Prime Minister Joseph Muscat with Paulo Catalfamo (second from right) at Palladium’s ICCO
The owner of a new Maltese blockchain company has attempted to calm investors’ concerns that their money will partially be pumped into a second company he owns that recently posted a loss of €2 million.
Paulo Catalfamo is executive chairman of Global Capital, a Maltese insurance and asset management firm that was in the news earlier this year when its plan to buy out the majority of shares in Lombard Bank went awry.
A few months later, Catalfamo appeared besides Prime Minister Joseph Muscat at the Malta Stock Exchange to launch an initial coin offering for his new innovative project Palladium, owned by a completely separate company to Global Capital. Named after an extremely rare metal, Palladium plans to be the world’s first regulated company that allows people to trade and bank tokenised crypto assets and securities on a regulated platform.

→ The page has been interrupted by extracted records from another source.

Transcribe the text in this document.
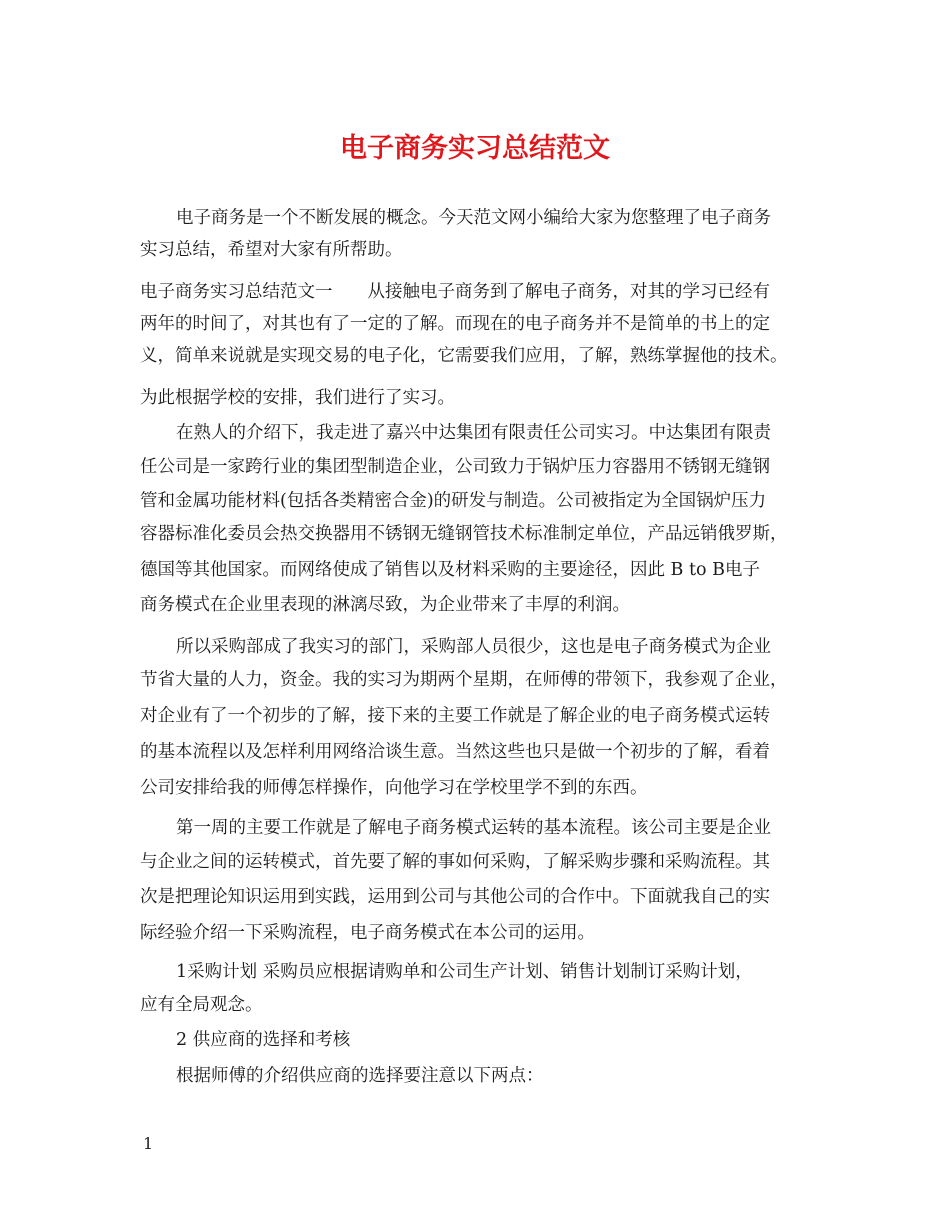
电子商务实习总结范文

电子商务是一个不断发展的概念。今天范文网小编给大家为您整理了电子商务

实习总结，希望对大家有所帮助。

电子商务实习总结范文一　　从接触电子商务到了解电子商务，对其的学习已经有

两年的时间了，对其也有了一定的了解。而现在的电子商务并不是简单的书上的定

义，简单来说就是实现交易的电子化，它需要我们应用，了解，熟练掌握他的技术。

为此根据学校的安排，我们进行了实习。

在熟人的介绍下，我走进了嘉兴中达集团有限责任公司实习。中达集团有限责

任公司是一家跨行业的集团型制造企业，公司致力于锅炉压力容器用不锈钢无缝钢

管和金属功能材料(包括各类精密合金)的研发与制造。公司被指定为全国锅炉压力

容器标准化委员会热交换器用不锈钢无缝钢管技术标准制定单位，产品远销俄罗斯，

德国等其他国家。而网络使成了销售以及材料采购的主要途径，因此 B to B电子

商务模式在企业里表现的淋漓尽致，为企业带来了丰厚的利润。

所以采购部成了我实习的部门，采购部人员很少，这也是电子商务模式为企业

节省大量的人力，资金。我的实习为期两个星期，在师傅的带领下，我参观了企业，

对企业有了一个初步的了解，接下来的主要工作就是了解企业的电子商务模式运转

的基本流程以及怎样利用网络洽谈生意。当然这些也只是做一个初步的了解，看着

公司安排给我的师傅怎样操作，向他学习在学校里学不到的东西。

第一周的主要工作就是了解电子商务模式运转的基本流程。该公司主要是企业

与企业之间的运转模式，首先要了解的事如何采购，了解采购步骤和采购流程。其

次是把理论知识运用到实践，运用到公司与其他公司的合作中。下面就我自己的实

际经验介绍一下采购流程，电子商务模式在本公司的运用。

1采购计划 采购员应根据请购单和公司生产计划、销售计划制订采购计划，

应有全局观念。

2 供应商的选择和考核

根据师傅的介绍供应商的选择要注意以下两点：

1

Its launch in July, which was intended to raise €150 million, was hailed as the world’s first-ever initial convertible coin offering (ICCO), meaning that investors could opt to convert their purchased tokens into company shares three years after their issue date.

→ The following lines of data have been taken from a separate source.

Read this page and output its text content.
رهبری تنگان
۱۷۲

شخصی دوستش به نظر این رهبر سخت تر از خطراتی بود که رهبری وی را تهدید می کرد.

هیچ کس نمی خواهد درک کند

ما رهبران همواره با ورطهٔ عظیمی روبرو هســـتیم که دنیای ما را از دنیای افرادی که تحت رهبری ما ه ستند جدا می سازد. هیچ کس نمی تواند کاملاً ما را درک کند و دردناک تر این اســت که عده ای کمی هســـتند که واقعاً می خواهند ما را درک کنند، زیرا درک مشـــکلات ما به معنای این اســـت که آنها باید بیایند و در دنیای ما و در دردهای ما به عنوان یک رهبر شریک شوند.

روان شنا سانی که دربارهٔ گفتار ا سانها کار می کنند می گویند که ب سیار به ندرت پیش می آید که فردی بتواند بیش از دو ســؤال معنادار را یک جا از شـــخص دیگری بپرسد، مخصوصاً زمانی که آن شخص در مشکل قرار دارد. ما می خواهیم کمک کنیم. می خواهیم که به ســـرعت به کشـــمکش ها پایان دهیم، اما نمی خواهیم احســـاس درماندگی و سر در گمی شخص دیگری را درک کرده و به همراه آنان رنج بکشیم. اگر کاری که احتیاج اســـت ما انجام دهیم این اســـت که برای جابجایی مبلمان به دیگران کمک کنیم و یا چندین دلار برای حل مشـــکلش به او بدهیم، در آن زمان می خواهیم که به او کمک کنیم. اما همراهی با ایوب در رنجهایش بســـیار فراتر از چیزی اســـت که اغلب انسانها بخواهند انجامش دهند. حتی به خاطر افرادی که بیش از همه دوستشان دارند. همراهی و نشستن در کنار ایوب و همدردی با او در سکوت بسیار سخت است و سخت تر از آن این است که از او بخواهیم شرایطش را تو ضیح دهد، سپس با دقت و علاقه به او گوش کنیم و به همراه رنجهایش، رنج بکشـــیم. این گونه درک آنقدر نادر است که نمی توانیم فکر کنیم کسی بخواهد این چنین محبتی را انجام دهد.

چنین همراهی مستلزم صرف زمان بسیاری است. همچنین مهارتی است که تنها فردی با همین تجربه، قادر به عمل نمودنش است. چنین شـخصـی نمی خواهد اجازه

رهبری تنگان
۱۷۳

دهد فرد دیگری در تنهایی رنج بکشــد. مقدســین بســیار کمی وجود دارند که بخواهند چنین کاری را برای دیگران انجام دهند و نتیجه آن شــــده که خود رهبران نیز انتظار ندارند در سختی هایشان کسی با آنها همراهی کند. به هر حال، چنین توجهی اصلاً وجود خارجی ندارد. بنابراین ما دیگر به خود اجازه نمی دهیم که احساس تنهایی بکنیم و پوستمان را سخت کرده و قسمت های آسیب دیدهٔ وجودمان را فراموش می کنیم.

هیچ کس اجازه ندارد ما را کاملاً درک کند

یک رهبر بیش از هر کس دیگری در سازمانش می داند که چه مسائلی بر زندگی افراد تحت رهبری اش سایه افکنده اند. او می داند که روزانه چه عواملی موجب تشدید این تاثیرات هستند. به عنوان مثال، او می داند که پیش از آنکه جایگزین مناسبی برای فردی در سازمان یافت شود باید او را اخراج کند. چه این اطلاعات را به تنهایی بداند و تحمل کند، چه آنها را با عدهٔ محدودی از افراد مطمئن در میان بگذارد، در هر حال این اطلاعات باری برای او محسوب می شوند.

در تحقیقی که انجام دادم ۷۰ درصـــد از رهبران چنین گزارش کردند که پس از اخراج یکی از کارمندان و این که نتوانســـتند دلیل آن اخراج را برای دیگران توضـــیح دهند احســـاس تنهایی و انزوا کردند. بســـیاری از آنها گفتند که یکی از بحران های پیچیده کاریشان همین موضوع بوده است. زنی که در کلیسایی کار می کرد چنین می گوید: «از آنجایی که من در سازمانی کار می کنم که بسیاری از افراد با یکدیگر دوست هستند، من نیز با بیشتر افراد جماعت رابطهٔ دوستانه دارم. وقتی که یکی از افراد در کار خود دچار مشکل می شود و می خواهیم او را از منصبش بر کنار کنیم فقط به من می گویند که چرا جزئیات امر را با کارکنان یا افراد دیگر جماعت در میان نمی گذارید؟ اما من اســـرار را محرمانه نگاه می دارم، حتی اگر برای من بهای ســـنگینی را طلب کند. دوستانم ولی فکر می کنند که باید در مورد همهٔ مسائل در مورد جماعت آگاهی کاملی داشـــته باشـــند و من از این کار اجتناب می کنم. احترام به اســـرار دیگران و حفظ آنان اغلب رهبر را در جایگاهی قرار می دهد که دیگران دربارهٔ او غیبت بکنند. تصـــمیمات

Catalfamo’s plan is to invest 50% of proceeds from the ICCO into the acquisition of a controlling interest in a European bank, although he refused to confirm or deny whether the bank in question could be Lombard. Another 35% of proceeds will go towards the development of a regulated crypto exchange that will allow the trading of both crypto and fiat currencies on the same platform, while the remaining 15% will go into unspecified “strategic investments in financial services and blockchain companies complementing Palladium’s business”.

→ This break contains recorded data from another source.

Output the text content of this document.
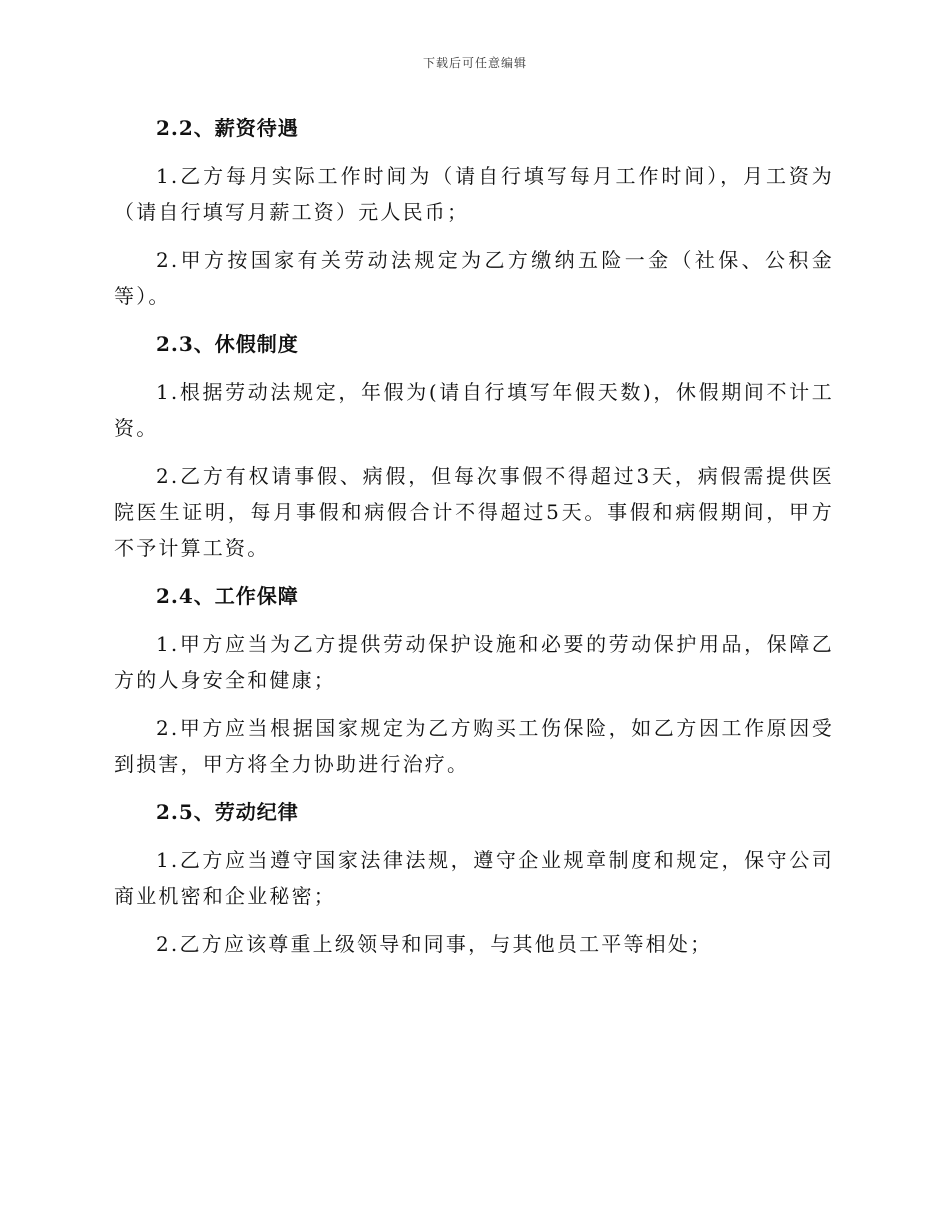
下载后可任意编辑
2.2、薪资待遇

1.乙方每月实际工作时间为（请自行填写每月工作时间），月工资为（请自行填写月薪工资）元人民币；

2.甲方按国家有关劳动法规定为乙方缴纳五险一金（社保、公积金等）。

2.3、休假制度

1.根据劳动法规定，年假为(请自行填写年假天数)，休假期间不计工资。

2.乙方有权请事假、病假，但每次事假不得超过3天，病假需提供医院医生证明，每月事假和病假合计不得超过5天。事假和病假期间，甲方不予计算工资。

2.4、工作保障

1.甲方应当为乙方提供劳动保护设施和必要的劳动保护用品，保障乙方的人身安全和健康；

2.甲方应当根据国家规定为乙方购买工伤保险，如乙方因工作原因受到损害，甲方将全力协助进行治疗。

2.5、劳动纪律

1.乙方应当遵守国家法律法规，遵守企业规章制度和规定，保守公司商业机密和企业秘密；

2.乙方应该尊重上级领导和同事，与其他员工平等相处；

Speaking at the DELTA summit last week, Catafalmo said that fundraising is going “very well” but that he has now lowered his expectation and plans to close at €100 million at the end of the year.
As the fundraising efforts were going on, Catalfamo’s other major business interest – Global Capital – posted a massive loss of €2 million for the first six months of 2018. This came hot on the heels of a year in which the group almost doubled its pre-tax profits from €2.8 million to €4.6 million.
This raised questions as to whether any of the money generated by Palladium will be used to help out Global Capital, perhaps through the 15% allotted for strategic investments, and indeed a spokesperson for the firm confirmed with Lovin Malta back in September that the two companies “may build synergies” in the future.
Palladium and GlobalCapital owner Paulo Catalfamo at the DELTA summit
Although Palladium is registered at Global Capital’s offices and although both businesses are owned by the same man, Global Capital insisted that the two companies are distinct and that it does not need additional funds for its operation.
“It is worth noting that the loss posted by Global Capital is related to specific factors that were present in the first six months of 2018, in particular an extensive restructuring process as well as fluctuations in the value of certain investments, particularly stocks and property assets,” a spokesperson said. “Global Capital has actually registered an increase in sales in 2018 and is confident that – in spite of the aforementioned factors – this trend will be reversed in the second half of the current year.”
“The loss posted by Global Capital in the first six months of 2017 resulted mainly from negative movement in the fair value of its investments, particularly of local equities. It is important to note that these are unrealised values and therefore may appreciate or depreciate in accordance with the market fluctuations. They do not generate a cash loss.”
“The largest unrealised loss was generated by the shareholding held by Global Capital Life Insurance in Lombard Bank, while the other component was an increase in technical reserves. This occurs in insurance companies when the business grows and therefore it should be read in a positive light.”
“GLobal Capital is generating positive cash flows and does not need additional funds for its operations. The long-planned Rights Issue, which will take place this year, is expected to create a prudential reserve to the outstanding bonds which are due in 2021. We are therefore upbeat about the future.”
Although Lombard generated a €6.1 million profit in the first six months of the year, Global Capital explained that the value of its investment in the bank dropped as a result of a drop in Lombard’s share price.
Catalfamo was one of several speakers at the DELTA summit, Malta’s first official summit for the blockchain and fintech industry, last week. In his intervention, he praised the Malta Financial Services Authority (MFSA) for being approachable, while maintaining high regulatory standards.
“Having experience with regulators in other countries, I was surprised at how easy it is to deal with them in Malta,” he said. “This doesn’t mean that their standards are low but that you can just pick up the phone and meet up with them if you have a problem. In fact, when the Prime Minister first told me of his plan to regulate blockchain, I thought it was a great idea precisely because of Malta’s business environment, strict in regulation but also pro-business.”